OSB: How might it change our approach to conserving biodiversity?
BM: Rather than focusing on conserving species it might be better to focus on conserving networks of species and their functions. In practice this would be extremely challenging. It is really only possible to ensure that the species that are involved in the networks are present; it is not possible to make them interact.

This has has been demonstrated in a recent study in restored heathlands in Dorset, where individual species of plants, bumble bee pollinators and their natural enemies were successfully restored, but the interactions between the bumble bees and certain natural enemies were not reestablished, so the network structure was not restored to how it was in ancient heathland sites.

However, a network approach can be used to evaluate the impacts of practices such as habitat management and biological control, and these practices indirectly affect biodiversity. A network approach will lead to much greater insight than if only species were monitored, but as yet we have no way of actually focusing our conservation efforts on the interactions between species, rather than the species themselves.

OSB: What impact could human activity have on these networks?
BM: Human activities such as deforestation, habitat fragmentation or climate change all have the potential to alter or disrupt network structure, which in turn will affect their susceptibility to species loss, and the functioning of ecosystems.

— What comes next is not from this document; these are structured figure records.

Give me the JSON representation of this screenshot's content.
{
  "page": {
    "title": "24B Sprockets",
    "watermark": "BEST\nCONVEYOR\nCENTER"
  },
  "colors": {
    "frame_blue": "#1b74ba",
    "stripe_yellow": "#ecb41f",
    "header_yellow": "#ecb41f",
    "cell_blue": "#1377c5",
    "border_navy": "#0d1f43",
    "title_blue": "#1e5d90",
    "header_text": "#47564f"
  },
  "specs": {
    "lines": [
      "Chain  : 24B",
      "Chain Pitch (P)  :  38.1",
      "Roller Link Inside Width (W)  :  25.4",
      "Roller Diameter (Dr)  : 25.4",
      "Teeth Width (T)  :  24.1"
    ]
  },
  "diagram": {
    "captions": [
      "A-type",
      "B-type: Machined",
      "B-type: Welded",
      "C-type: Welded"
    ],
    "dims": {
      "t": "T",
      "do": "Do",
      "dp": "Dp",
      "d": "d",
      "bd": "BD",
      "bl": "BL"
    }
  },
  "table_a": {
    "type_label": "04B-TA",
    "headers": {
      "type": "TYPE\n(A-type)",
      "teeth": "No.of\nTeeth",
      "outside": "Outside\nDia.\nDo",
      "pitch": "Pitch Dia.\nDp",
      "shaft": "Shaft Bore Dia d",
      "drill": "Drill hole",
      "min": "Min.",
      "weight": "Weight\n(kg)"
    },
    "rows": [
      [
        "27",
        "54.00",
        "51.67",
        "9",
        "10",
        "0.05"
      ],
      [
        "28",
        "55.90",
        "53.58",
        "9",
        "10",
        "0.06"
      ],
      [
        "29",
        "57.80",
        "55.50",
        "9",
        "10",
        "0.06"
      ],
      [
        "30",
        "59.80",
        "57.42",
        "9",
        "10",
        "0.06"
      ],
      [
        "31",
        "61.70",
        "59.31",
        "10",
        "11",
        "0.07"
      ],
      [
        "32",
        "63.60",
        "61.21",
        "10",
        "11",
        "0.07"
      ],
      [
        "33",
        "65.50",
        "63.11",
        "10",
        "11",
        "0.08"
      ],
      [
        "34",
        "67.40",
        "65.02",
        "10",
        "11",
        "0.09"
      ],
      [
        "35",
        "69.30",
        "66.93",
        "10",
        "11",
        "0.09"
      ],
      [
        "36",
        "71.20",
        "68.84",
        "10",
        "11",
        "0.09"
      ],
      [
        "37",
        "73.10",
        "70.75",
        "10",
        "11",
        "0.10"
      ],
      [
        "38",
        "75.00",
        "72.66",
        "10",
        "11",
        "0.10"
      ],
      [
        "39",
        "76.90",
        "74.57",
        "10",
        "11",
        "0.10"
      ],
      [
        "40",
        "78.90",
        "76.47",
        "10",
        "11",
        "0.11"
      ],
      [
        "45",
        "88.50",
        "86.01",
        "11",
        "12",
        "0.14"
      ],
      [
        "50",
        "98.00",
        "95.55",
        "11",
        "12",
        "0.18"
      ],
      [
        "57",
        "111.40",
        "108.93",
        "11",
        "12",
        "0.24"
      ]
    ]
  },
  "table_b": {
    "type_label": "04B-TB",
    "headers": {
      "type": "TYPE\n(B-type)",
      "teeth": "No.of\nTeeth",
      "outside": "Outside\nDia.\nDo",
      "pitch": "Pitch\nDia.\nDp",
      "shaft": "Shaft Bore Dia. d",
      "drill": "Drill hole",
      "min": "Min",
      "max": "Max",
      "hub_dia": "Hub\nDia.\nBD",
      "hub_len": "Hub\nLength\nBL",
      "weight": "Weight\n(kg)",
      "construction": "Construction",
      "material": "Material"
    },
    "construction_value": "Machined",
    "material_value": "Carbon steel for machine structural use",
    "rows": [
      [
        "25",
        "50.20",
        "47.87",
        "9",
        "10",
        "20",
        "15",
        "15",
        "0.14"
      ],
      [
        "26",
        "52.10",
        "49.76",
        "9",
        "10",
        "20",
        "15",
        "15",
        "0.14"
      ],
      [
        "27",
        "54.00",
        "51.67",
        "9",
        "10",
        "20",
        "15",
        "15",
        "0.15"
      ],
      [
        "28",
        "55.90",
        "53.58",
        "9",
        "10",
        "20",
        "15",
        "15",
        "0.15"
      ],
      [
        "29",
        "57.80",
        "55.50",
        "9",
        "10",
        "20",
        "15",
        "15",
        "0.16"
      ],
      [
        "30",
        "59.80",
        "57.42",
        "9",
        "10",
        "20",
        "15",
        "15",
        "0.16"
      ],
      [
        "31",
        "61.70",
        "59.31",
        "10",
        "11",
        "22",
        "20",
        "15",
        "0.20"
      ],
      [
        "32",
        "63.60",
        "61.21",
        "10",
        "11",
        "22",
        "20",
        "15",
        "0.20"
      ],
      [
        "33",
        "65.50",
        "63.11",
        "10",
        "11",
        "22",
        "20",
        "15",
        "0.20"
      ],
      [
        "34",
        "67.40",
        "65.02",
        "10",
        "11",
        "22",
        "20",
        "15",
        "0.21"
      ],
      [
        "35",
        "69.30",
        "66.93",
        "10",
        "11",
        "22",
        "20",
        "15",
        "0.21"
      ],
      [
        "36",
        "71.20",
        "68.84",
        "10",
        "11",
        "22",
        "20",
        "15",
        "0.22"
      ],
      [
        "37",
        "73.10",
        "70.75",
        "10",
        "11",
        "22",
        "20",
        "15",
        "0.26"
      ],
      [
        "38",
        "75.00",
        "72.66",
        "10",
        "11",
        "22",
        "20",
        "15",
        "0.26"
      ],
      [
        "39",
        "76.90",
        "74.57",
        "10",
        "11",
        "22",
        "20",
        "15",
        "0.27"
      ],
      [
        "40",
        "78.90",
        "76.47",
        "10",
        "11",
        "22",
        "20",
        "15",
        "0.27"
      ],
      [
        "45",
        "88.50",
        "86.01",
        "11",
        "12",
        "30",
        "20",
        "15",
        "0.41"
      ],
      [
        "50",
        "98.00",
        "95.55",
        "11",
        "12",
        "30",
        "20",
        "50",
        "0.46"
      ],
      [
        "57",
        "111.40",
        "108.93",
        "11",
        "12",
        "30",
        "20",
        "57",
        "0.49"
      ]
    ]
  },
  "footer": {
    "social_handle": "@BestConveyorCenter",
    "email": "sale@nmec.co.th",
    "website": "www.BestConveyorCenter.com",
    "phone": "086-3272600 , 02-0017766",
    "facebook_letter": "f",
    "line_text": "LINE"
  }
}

recent study led by Jason Tylianakis from Canterbury University in New Zealand revealed changes in network structure for insect communities in coastal Ecuador, along a gradient of habitat modification from the original forest habitat, through coffee agroforest, to the most modified pasture and rice fields. Surprisingly species richness did not change along this gradient of habitat disturbance, so if we looked only for changes in species richness we would not see any effect.

OSB: What future research is needed in this area?
BM: More experiments and theoretical studies are needed, taking into account the variability of the real world. We still don’t understand exactly how networks respond to perturbations, and whether there are critical thresholds at which the loss of species leads to the loss of network structure and functioning (and whether they can be restored). We need to be able to make general predictions, rather than have a case-by-case understanding.

Dr Rebecca Morris is a Royal Society University Research Fellow based at Oxford University's Department of Zoology.